Le Dr Kwadwo Kyeremanteng est un homme fort occupé. Il est professeur agrégé à la Faculté de médecine de l’Université d’Ottawa, chef du Département des soins critiques à L’Hôpital d’Ottawa et chercheur dans l’exploration de façons d’améliorer l’accès aux services de soins palliatifs. Il anime un balado, en plus d’être auteur, et conférencier. Il est le fondateur d’un groupe de recherche multidisciplinaire et un leader d’opinion qui intervient fréquemment dans les médias. Le Dr Kyeremanteng est aussi le père de trois garçons.

En plus de ses nombreux engagements, le Dr Kyeremanteng est déterminé à apporter des changements positifs et à contribuer à l’amélioration de la prestation des soins de santé au Canada. L’un des moyens les plus efficaces qu’il utilise pour ce faire consiste à défendre ardemment les principes d’équité, d’inclusion et de diversité en santé afin que chacun ait ce dont il a besoin pour s’épanouir.

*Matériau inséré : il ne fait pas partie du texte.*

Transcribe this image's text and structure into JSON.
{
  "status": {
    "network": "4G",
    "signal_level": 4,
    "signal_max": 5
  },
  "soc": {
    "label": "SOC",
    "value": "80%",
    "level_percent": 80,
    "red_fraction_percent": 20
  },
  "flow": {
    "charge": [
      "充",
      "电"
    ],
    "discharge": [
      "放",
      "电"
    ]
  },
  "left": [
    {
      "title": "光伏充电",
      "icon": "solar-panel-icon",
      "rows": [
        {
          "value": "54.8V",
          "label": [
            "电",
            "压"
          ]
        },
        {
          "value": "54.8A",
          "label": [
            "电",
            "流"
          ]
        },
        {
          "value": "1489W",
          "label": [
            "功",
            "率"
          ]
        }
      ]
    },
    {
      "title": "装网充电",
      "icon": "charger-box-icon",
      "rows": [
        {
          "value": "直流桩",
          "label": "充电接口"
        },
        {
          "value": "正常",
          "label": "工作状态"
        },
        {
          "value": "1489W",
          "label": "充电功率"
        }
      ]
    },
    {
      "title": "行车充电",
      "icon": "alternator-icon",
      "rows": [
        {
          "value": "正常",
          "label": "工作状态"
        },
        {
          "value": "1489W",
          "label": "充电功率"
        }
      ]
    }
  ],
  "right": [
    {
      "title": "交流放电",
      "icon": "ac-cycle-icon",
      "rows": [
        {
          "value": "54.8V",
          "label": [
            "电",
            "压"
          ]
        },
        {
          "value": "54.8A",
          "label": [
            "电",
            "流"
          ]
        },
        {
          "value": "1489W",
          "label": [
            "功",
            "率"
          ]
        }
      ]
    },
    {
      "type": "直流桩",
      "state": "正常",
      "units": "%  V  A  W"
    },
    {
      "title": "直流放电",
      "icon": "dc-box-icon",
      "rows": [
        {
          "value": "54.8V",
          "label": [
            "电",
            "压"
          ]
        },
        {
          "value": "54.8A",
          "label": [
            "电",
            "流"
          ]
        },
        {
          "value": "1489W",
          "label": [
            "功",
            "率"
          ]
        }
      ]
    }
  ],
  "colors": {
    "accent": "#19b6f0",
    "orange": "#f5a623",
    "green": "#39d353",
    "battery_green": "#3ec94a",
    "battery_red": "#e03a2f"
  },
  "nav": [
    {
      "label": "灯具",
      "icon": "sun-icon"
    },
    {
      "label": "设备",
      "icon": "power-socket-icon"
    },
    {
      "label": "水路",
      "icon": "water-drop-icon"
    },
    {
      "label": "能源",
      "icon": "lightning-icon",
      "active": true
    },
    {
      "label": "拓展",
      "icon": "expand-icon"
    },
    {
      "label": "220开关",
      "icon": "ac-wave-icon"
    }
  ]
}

Dans le cadre de la célébration du Mois de l’histoire des Noirs, nous nous sommes entretenus avec le Dr Kyeremanteng sur la nécessité d’éliminer les obstacles systémiques, l’importance cruciale du mentorat et d’autres sujets.

Q : Pour vous, que signifie le Mois de l’histoire des Noirs?

R : C’est un moment pour réfléchir à certaines préoccupations et à certains défis auxquels la culture noire a été confrontée au fil des années, des décennies et des siècles. C’est aussi, et surtout, le moment de célébrer les réussites et triomphes. C’est ce que j’apprécie le plus du Mois de l’histoire des Noirs. Tant de gens ont contribué au progrès dans leurs domaines respectifs, mais n’ont obtenu que très peu de reconnaissance ou d’éloges. C’est le moment de braquer les projecteurs sur leurs prouesses.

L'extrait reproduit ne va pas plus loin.